State-selected C 2H 2+ + C 2H 4 reaction: Controlled by dynamics or statistics?

Abstract

The reaction between acetylene ion and ethylene is revisited to investigate possible dynamical effects in one of the reactions, which are considered as benchmark systems for statistical models. Reactant ions are produced by photoionisation with synchrotron radiation and are selected in internal energy by a coincidence method between threshold photoelectrons and photoions. Measured absolute reaction cross-sections decrease with collision energy (0.1–1 eV CM), but increase with acetylene ion vibrational energy for the three exothermic channels giving C 4H 5 +, C 3H 3 + and C 2H 4 + ionic products. Even though RRKM calculations are shown to fit rather well experimental results for both the bimolecular (C 2H 2 + + C 2H 4) and unimolecular (C 4H 6 +) systems, some experimental results clearly indicate dynamical effects in this reaction for the C 2H 4 + production channel, in particular the strongly backward peaked C 2H 4 + angular distribution. We propose an alternative model combining reaction control both by dynamics and by statistics: the first step in the reactant approach is the capture between reactants, followed by a charge transfer process controlled by dynamics.

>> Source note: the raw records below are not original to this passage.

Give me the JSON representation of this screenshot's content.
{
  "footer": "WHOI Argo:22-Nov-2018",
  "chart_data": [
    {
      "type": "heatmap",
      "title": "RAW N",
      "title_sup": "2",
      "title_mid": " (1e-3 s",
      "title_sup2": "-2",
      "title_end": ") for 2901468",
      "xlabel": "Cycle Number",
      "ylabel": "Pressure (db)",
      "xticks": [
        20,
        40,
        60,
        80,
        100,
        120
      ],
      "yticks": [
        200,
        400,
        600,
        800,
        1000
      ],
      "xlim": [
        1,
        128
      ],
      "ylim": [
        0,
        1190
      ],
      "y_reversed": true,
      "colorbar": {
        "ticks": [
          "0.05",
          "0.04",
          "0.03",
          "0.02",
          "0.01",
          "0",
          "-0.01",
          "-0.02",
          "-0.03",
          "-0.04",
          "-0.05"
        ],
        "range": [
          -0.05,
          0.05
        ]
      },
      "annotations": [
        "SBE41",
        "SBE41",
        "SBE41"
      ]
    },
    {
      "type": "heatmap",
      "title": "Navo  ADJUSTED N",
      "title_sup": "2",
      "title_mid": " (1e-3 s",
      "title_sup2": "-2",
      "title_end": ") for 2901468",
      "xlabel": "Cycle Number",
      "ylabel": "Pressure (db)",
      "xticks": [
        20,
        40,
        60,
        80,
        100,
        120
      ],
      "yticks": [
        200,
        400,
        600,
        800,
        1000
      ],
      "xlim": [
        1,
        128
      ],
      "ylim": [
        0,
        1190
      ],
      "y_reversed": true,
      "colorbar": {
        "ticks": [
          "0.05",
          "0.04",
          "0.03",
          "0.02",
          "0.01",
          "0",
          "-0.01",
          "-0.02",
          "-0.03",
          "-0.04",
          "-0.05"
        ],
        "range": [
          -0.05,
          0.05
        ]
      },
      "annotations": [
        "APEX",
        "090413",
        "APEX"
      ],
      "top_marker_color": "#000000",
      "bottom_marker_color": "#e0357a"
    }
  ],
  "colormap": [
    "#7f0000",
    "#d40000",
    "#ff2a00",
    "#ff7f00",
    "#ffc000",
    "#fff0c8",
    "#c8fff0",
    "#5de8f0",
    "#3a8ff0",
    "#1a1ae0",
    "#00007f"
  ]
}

In a second step, either the two reactants separate leading to C 2H 4 + ionic products, or there is a rearrangement into 1,3-butadiene (C 4H 6 +) ion which dissociates statistically into C 4H 5 + + H and C 3H 3 + + CH 3 products. Charge transfer is shown to be possible at intermediate intermolecular distances, slightly shorter than the capture distance, provided that one takes into account the charge–quadrupole interaction in addition to the ion-induced dipole interaction. This work clearly shows that a good fit of experimental data by RRKM calculations does not prove that the reaction elementary mechanism is controlled by statistics.